Además, Yuan Gongyi reveló que la semana pasada tuvo una reunión con el ex secretario de Estados Unidos Mike Pompeo y el especialista en China Yu Maochu para volver a hablar sobre la caracterización del PCCh como “grupo criminal transnacional.” Mike Pompeo y Yu Maochun creen que la situación evolucionará naturalmente hasta ese punto. A medida que la maldad del PCCh sea expuesta a gran escala en todo el mundo, todo el mundo comprenderá tácitamente el comportamiento criminal del PCCh.
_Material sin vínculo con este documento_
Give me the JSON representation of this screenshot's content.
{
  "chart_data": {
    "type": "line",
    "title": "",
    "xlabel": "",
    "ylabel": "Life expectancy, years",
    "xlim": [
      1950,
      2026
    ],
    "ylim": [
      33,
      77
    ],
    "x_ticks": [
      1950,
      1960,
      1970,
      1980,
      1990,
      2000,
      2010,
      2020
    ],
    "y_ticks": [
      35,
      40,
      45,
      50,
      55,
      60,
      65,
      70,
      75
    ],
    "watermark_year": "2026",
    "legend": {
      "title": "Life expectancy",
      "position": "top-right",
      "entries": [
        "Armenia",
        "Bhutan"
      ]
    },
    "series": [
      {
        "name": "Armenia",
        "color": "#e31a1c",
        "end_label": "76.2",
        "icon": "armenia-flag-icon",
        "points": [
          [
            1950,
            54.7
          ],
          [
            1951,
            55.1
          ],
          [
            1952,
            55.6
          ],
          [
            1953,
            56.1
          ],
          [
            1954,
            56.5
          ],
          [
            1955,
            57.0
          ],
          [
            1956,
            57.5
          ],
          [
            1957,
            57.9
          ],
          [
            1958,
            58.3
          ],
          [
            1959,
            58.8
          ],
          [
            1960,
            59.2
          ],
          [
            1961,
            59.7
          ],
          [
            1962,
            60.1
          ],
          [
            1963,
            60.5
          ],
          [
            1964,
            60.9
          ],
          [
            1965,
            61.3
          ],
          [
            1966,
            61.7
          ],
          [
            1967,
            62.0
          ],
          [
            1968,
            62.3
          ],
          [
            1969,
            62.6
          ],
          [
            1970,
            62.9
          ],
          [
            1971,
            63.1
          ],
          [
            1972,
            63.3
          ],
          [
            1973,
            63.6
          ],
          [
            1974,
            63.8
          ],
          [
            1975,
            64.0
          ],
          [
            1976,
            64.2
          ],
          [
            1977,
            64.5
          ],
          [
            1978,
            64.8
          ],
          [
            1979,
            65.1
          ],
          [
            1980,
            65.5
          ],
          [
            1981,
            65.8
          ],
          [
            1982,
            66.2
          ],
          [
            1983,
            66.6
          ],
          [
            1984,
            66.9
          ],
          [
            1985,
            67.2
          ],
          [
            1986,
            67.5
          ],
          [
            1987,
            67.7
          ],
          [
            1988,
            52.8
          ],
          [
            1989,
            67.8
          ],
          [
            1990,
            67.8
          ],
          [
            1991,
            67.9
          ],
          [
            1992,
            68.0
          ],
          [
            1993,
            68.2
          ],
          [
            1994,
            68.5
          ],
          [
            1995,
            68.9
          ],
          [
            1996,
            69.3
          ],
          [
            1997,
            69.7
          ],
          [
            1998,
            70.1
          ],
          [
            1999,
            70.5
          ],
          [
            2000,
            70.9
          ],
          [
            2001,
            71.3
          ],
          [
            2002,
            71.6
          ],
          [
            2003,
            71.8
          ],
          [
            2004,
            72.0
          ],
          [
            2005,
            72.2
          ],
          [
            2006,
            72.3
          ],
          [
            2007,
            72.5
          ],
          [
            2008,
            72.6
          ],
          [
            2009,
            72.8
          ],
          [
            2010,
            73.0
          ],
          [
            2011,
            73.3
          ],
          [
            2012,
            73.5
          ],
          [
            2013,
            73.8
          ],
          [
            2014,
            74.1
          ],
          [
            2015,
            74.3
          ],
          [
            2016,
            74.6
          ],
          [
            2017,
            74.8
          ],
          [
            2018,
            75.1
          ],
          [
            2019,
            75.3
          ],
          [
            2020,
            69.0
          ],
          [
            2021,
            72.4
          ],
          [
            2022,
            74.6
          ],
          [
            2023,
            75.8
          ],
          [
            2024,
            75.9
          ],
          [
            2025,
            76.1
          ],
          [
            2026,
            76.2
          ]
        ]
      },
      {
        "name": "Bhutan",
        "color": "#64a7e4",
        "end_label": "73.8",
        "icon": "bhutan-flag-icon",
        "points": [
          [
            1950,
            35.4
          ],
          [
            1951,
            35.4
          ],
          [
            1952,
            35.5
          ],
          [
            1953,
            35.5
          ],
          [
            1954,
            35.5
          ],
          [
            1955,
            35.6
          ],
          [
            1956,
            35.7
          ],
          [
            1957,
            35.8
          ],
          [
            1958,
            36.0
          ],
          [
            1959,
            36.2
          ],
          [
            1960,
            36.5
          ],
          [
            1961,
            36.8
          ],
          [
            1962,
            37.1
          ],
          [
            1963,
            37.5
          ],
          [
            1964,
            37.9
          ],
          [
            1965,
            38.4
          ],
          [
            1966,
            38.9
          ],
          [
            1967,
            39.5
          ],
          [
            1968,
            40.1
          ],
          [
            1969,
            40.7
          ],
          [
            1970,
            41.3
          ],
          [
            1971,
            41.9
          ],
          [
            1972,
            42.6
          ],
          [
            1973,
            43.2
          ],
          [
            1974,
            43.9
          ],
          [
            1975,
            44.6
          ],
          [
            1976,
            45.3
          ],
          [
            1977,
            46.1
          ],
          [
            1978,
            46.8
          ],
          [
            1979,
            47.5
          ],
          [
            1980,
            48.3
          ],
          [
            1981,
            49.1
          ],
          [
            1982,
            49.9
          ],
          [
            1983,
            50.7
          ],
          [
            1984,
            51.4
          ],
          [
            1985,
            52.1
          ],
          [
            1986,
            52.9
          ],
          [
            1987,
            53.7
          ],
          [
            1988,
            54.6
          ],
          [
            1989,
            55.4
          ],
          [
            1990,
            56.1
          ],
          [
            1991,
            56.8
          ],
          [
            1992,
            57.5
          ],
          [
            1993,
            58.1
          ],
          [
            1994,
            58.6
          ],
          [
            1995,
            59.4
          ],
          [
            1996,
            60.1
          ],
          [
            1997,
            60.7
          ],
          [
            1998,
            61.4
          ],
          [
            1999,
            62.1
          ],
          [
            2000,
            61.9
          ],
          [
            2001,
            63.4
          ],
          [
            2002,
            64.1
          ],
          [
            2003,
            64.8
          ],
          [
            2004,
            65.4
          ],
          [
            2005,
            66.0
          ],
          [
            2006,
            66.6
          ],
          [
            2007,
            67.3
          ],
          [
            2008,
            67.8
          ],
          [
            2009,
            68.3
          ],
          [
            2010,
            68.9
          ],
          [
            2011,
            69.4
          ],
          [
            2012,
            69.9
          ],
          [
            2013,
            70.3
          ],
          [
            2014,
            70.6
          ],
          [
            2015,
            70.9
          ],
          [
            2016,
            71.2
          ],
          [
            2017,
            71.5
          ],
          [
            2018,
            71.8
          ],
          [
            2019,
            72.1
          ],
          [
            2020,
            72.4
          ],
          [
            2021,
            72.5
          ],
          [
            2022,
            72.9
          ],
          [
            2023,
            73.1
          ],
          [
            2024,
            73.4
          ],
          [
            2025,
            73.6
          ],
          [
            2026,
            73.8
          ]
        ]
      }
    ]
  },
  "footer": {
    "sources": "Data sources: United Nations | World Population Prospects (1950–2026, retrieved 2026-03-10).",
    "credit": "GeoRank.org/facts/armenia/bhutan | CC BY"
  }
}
Como resultado, muchas personas llegarán a un consenso sobre la acusación de que “el PCCh es un grupo criminal”, y el Congreso de Estados Unidos también aprobará un proyecto de ley sobre la acusación.

Yuan Gongyi dijo que para desintegrar el PCCh, Estados Unidos necesita jefes de Estado como el ex presidente Donald Trump y Mike Pompeo; por otro lado, Xi Jinping es el principal artífice del declive de la economía china.

Hay una tendencia creciente: cada vez más empresas extranjeras están sacando su capital de China.

También dijo que es necesario distinguir entre China y el PCCh, Hong Kong y la China continental. Bajo el gobierno del PCP, la China continental es, en efecto, menos civilizada que Hong Kong. Hong Kong ha estado totalmente integrado con Occidente durante los últimos 150 años bajo el dominio británico. Los hongkoneses entienden lo que son la verdadera libertad, la democracia, los derechos humanos y el Estado de Derecho, así como los sistemas sociales y los métodos de funcionamiento necesarios para alcanzar esos valores universales. Sin embargo, esta percepción no es familiar en la China continental.

Por último, Yuan Gongyi señaló que la economía china no está lejos de la Gran Depresión, y que el PCCh está en vías de autodestrucción.